In his first extended interview since firing the hospital’s chief executive officer and assuming control, Cheek said he expects the 80-bed hospital to remain open, but possibly under management of new owners.

The hospital bounced payroll checks for about 60 employees last month and is now embroiled in bankruptcy proceedings, raising questions about its future. The state Department of Health and Hospitals advanced $150,000 to River West so it could meet a recent payroll.

Cheek’s business history shows that in June 1989, the U.S. Securities and Exchange Commission censured him for providing “false and misleading” information to investors in one of his companies. Cheek said in response that no fine was imposed.

Several of Cheek’s business ventures also have done poorly and ended up in bankruptcy, records show.

That was the case with Highland Community Hospital in Lubbock, Texas.
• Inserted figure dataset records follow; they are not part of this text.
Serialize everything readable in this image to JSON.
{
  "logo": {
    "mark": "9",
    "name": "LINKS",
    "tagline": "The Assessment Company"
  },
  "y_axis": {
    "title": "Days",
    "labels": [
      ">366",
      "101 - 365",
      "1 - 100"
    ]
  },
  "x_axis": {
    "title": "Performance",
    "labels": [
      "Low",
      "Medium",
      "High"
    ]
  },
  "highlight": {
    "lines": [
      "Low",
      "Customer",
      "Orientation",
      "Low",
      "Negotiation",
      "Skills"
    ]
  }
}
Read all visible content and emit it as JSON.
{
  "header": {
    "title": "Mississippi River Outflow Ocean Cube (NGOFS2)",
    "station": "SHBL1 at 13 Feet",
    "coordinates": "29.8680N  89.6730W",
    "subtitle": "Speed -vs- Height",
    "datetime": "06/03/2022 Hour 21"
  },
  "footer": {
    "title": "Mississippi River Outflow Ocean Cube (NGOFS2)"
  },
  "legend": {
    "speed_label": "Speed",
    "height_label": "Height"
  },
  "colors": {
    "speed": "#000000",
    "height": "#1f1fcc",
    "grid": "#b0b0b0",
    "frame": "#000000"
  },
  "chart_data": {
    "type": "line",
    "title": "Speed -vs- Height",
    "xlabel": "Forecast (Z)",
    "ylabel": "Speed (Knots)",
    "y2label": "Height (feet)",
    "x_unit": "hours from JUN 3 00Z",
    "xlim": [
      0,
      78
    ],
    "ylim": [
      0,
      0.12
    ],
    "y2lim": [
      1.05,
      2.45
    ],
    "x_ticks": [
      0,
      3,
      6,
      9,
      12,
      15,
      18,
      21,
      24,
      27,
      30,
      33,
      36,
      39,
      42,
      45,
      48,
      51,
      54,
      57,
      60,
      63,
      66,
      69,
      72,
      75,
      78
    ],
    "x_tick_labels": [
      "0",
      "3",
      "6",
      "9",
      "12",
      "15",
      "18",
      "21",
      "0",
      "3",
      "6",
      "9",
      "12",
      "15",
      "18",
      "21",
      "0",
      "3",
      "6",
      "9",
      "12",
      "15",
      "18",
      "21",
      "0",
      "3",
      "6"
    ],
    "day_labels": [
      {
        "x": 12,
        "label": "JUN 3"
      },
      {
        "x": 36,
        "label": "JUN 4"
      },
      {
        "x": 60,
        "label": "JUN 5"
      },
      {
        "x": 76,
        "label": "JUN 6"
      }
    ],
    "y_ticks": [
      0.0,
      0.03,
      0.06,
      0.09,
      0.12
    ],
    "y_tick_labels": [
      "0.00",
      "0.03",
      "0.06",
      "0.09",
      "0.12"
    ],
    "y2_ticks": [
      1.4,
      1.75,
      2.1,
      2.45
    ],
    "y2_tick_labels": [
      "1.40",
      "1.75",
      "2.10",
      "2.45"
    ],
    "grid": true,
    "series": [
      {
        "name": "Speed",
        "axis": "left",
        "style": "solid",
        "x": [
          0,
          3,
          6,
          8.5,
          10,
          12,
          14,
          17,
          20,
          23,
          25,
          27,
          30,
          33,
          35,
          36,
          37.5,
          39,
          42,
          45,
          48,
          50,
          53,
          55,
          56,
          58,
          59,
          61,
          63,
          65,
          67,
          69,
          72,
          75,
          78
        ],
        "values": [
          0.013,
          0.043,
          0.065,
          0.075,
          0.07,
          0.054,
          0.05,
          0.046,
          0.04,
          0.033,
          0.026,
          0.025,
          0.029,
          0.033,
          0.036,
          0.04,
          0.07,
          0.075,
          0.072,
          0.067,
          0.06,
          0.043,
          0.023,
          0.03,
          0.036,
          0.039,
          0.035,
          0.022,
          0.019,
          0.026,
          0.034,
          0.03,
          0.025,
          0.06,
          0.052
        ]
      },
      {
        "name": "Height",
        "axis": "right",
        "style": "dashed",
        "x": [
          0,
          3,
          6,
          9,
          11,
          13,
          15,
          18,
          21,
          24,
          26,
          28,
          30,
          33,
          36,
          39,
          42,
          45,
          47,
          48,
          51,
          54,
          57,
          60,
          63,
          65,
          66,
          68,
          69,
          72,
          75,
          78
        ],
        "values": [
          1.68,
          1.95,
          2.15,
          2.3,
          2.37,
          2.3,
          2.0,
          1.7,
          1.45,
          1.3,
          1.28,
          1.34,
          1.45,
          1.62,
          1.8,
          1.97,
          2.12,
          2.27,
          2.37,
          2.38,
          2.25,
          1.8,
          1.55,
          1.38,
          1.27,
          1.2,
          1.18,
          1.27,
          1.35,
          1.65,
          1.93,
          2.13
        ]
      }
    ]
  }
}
Purchased in March 2006 by an investment group headed by Cheek, it filed for Chapter 11 reorganization protection under the federal Bankruptcy Code in May.

Records filed in U.S. Bankruptcy Court in Lubbock show the hospital owed more than 200 creditors $10 million or more when the case was filed. The hospital has since been purchased by a group of doctors.

“Subsequent to the purchase and for the two-year period leading up to the bankruptcy, the Debtor never had sufficient capital to fund its operations,” the bankruptcy filing states.

Cheek’s group bought the 123-bed Lubbock hospital from Brentwood, Tenn.-based Community Health Systems with little money down, according to papers filed in the bankruptcy case.

Cheek said a similar financial transaction was employed to buy River West. The Plaquemine hospital, too, was purchased from Community Health Systems.

He described his company as a “buyer of last resort” of troubled health-care businesses that are often on the verge of closing.